Les unités, disponibles à la location ou à l’achat, présentent des caractéristiques telles que des douches à l’italienne et des balcons coulissants ainsi que des espaces communs accessibles, notamment.

Jusqu’à présent, le promoteur a réalisé 38 logements accessibles. Quelque 124 sont en construction et 36 autres, en phase de conception préalable à la construction.

«Lorsque nous travaillons avec nos entrepreneurs spécialisés et que nous disons : “Cette prise de courant et cet interrupteur devraient être ici plutôt qu’ici”, cela n’entraîne aucun coût. Le coût est très minime dès le début d’un projet si vous envisagez de construire des toilettes dans les logements accessibles qui n’ont pas de baignoire», précise Heela Omarkhail, vice-présidente de l’impact social de Daniels.

«C’est vraiment ce type de caractéristiques et souvent de finitions que nous avons examinées (et nous nous sommes dit) : “OK, si nous pouvons apporter certaines de ces améliorations dès le début… plutôt que d’essayer de les ajouter plus tard, pouvons-nous être plus réactifs aux besoins de la communauté de l’accessibilité ?”»

Mais Mme Omarkhail admet qu’il y a encore beaucoup de travail à faire sur ce front.
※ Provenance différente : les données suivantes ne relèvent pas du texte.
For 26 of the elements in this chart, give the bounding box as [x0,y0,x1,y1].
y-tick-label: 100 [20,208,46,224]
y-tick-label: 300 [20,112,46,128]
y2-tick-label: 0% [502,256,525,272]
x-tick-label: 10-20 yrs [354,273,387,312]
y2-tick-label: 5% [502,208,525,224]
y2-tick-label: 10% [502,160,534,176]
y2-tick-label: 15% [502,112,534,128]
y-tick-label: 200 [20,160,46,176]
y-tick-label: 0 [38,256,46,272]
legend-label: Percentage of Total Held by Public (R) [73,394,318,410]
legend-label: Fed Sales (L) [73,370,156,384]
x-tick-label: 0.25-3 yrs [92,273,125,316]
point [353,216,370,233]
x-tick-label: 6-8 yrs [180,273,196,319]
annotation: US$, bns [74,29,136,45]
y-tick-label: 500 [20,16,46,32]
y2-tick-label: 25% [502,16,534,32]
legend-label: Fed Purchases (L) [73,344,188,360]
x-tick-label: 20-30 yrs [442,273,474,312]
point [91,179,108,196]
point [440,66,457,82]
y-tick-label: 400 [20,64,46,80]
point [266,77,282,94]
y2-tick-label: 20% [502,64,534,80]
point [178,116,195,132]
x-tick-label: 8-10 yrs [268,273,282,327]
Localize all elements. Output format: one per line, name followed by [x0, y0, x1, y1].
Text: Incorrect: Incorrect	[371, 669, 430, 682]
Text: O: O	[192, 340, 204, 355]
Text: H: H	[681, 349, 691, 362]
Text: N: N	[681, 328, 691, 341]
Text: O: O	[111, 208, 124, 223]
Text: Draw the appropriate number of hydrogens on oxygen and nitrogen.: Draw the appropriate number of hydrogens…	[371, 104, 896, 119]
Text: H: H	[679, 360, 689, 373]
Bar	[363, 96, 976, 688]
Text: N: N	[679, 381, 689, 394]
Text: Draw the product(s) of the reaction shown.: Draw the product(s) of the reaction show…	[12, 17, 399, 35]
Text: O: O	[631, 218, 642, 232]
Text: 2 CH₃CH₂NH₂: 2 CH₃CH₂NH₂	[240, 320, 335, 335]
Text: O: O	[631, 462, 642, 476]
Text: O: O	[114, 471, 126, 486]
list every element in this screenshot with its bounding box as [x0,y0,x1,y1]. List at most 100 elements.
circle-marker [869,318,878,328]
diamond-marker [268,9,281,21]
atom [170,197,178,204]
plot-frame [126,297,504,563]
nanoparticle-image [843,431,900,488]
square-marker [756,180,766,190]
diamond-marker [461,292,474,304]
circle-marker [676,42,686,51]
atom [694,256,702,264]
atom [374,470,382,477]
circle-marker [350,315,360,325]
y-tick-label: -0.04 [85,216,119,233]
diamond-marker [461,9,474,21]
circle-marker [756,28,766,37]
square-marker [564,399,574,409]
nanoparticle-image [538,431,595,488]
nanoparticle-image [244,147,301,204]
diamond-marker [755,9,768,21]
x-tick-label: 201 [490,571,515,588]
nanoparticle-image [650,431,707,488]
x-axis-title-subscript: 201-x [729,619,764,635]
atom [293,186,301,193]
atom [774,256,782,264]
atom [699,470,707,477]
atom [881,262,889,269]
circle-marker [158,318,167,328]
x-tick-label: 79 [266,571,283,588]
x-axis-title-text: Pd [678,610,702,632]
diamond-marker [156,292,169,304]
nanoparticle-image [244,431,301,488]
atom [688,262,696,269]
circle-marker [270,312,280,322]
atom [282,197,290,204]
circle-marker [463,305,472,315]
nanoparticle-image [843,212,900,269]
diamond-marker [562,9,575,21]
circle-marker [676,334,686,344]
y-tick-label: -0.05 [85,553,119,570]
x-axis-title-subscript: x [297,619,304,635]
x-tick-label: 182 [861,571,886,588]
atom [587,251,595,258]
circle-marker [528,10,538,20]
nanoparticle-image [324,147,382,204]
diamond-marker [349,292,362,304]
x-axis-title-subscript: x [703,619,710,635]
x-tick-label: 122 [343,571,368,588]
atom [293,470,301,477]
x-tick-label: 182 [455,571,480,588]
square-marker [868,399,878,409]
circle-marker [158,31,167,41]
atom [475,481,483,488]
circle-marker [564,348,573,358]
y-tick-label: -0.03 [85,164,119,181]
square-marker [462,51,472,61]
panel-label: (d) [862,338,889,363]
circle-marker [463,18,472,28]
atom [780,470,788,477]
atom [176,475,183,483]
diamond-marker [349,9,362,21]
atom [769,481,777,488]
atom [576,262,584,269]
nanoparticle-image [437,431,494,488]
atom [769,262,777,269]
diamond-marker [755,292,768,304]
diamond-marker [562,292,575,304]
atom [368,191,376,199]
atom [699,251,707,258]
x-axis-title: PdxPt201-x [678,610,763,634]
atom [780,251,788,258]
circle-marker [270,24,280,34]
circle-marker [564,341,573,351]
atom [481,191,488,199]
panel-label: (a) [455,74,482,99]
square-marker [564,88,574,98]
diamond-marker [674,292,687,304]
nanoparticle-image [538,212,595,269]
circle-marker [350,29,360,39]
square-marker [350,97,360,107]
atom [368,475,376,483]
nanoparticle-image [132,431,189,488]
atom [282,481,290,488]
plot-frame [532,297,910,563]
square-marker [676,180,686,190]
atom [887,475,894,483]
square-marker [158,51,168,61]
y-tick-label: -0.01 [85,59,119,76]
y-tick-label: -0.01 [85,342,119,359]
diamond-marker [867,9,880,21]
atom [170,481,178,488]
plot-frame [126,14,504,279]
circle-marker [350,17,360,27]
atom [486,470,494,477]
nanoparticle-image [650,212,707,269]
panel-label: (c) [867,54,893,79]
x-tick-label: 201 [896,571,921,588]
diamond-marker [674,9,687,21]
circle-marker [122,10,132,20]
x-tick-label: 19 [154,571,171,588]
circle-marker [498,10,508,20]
Selon elle, il y a un écart entre le nombre de logements accessibles disponibles et les besoins des Canadiens — les estimations suggèrent que plus d’un quart d’entre eux vivent avec une forme de handicap.

«Si vous regardez notre marché dans la région du Grand Toronto ou dans l’ensemble du Canada, nous ne construisons pas 15 à 20 % de logements avec des caractéristiques d’accessibilité améliorées», constate-t-elle.

Kate Chung, cofondatrice de l’Accessible Housing Network, craint que «les personnes handicapées soient totalement ignorées» dans le processus.

Cependant, les efforts continus pour augmenter l’offre de logements au Canada pourraient servir de tournant, selon elle.

Des orientations dans le Catalogue

Au début de 2024, le gouvernement fédéral a lancé son programme de Catalogue de conception de logements, une relance d’une initiative de l’après-Seconde Guerre mondiale visant à fournir des conceptions de logements standardisées qui réduisent le temps requis pour la conception, les approbations et la construction.

Un rapport gouvernemental publié cet été indique que les commentaires des parties prenantes ont constamment souligné qu’une plus grande accessibilité doit être une caractéristique essentielle du catalogue.

«Le secteur sans but lucratif et les défenseurs de l’accessibilité ont insisté non seulement sur l’importance des caractéristiques de conception universelle pour répondre aux besoins des Canadiens d’aujourd’hui, mais aussi sur les besoins croissants à mesure que la population du Canada continue de vieillir», peut-on lire dans le rapport.

Mme Chung affirme que cette recommandation, si elle était adoptée avec soin, pourrait orienter la crise du logement au Canada dans la bonne direction.

«Voici une occasion. Vous allez construire tous ces logements et vous avez le contrôle sur leur conception, dit-elle. Vous devez faire en sorte que tout soit de conception universelle, afin que toute personne, quel que soit son âge ou ses capacités, puisse y vivre et puisse continuer à y vivre, même si elle est frappée par un accident vasculaire cérébral ou une crise cardiaque, (la sclérose en plaques), un camion — peu importe ce qui lui arrive, qu’elle se retrouve avec un handicap permanent ou temporaire.»

Aujourd’hui, le bungalow de Toronto où vit Mme Odell est imparfait, mais suffisamment bien pour s’en sortir, selon elle. Il dispose d’une plate-forme élévatrice pour monter le porche avant et entrer dans la maison, ainsi que d’une rampe arrière construite par son mari.

Elle n’a pas d'accès au sous-sol ni de comptoirs réglables de la cuisine pour l’aider à attraper les choses.

Ses portes sont juste assez larges pour passer, bien qu’elles soient marquées d’éraflures en raison des contraintes d’espace pour entrer dans une pièce avec l’aide d’un fauteuil roulant.

Malgré tout, Mme Odell estime avoir de la chance d’être une maison dans la communauté qui n’est pas encombrée par d’autres obstacles.

«Si je cherchais autre chose en ce moment, je pense que ce serait très, très difficile», conclut-elle.